Today we received some unexpected good news in the United States as the unemployment rate fell to 8.6%. In Canada the news wasn’t as good as the unemployment rate increased to 7.4 percent. Without counting those people who have given up looking for work or who are underemployed (e.g. performing a job below their level of expertise and education at a wage inferior to what they should be earning), there are about 14 million people unemployed in North America (e.g. 13.3 million in the United States and 1.3 million in Canada).
FTR Associates estimated that there was a shortage of 200,000 drivers in the United States in the first quarter of 2011. How does one explain the fact that out of a pool of 13.3 million unemployed people (plus millions more if you include those who are underemployed), we cannot find 100,000 to 200,000 individuals to fill these jobs?

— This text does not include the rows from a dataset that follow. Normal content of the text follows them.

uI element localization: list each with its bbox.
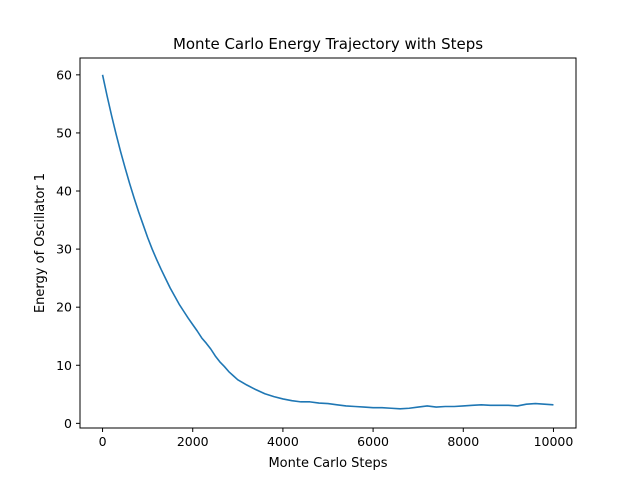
y-tick-label: 50	[56, 125, 72, 140]
plot-area-frame	[79, 57, 577, 429]
y-tick-label: 30	[56, 242, 72, 257]
x-tick-label: 8000	[447, 434, 479, 449]
x-tick-label: 10000	[534, 434, 574, 449]
x-tick-label: 6000	[357, 434, 389, 449]
series-layer	[101, 74, 554, 410]
y-tick-label: 40	[56, 184, 72, 199]
y-axis-label: Energy of Oscillator 1	[33, 173, 48, 313]
x-tick-label: 2000	[177, 434, 209, 449]
y-tick-label: 0	[64, 416, 72, 431]
y-tick-label: 10	[56, 358, 72, 373]
y-tick-label: 20	[56, 300, 72, 315]
chart-title: Monte Carlo Energy Trajectory with Steps	[173, 35, 483, 53]
x-axis: 0 2000 4000 6000 8000 10000	[99, 428, 574, 449]
x-axis-label: Monte Carlo Steps	[268, 456, 387, 471]
x-tick-label: 0	[99, 434, 107, 449]
x-tick-label: 4000	[267, 434, 299, 449]
y-axis: 0 10 20 30 40 50 60	[56, 67, 80, 431]
y-tick-label: 60	[56, 67, 72, 82]
series-line-0	[101, 74, 554, 410]
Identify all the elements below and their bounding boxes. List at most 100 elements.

Here are some thoughts on this apparent anomaly. There were 3.2 million commercial drivers in the United States in 2008, including 1.8 million heavy haul or tractor-trailer drivers, according to the U.S. Labor Department. By May 2010, the number of big rig drivers had dropped 18.4 percent to about 1.5 million. In other words, there are 300,000 drivers that left the labour force that should be available to fill the available jobs. Why is it so hard to convince them to come back to work?
One of the most frequently mentioned reasons is compensation. In the United States, experienced truck drivers can make $50,000 a year at some truckload carriers. According to a BLS survey, the average wage was $39,450 in 2010 while the median wage was $37,770. The survey indicated that 75% earn less than $47,000 per annum.
The trucking industry has a long term practice of paying its drivers by the mile. While there is certain fairness to this approach since it correlates directly with the amount of miles driven and hours worked, it also injects a level of uncertainty into the driver’s weekly pay package. Inconsistent load availability translates into inconsistent pay.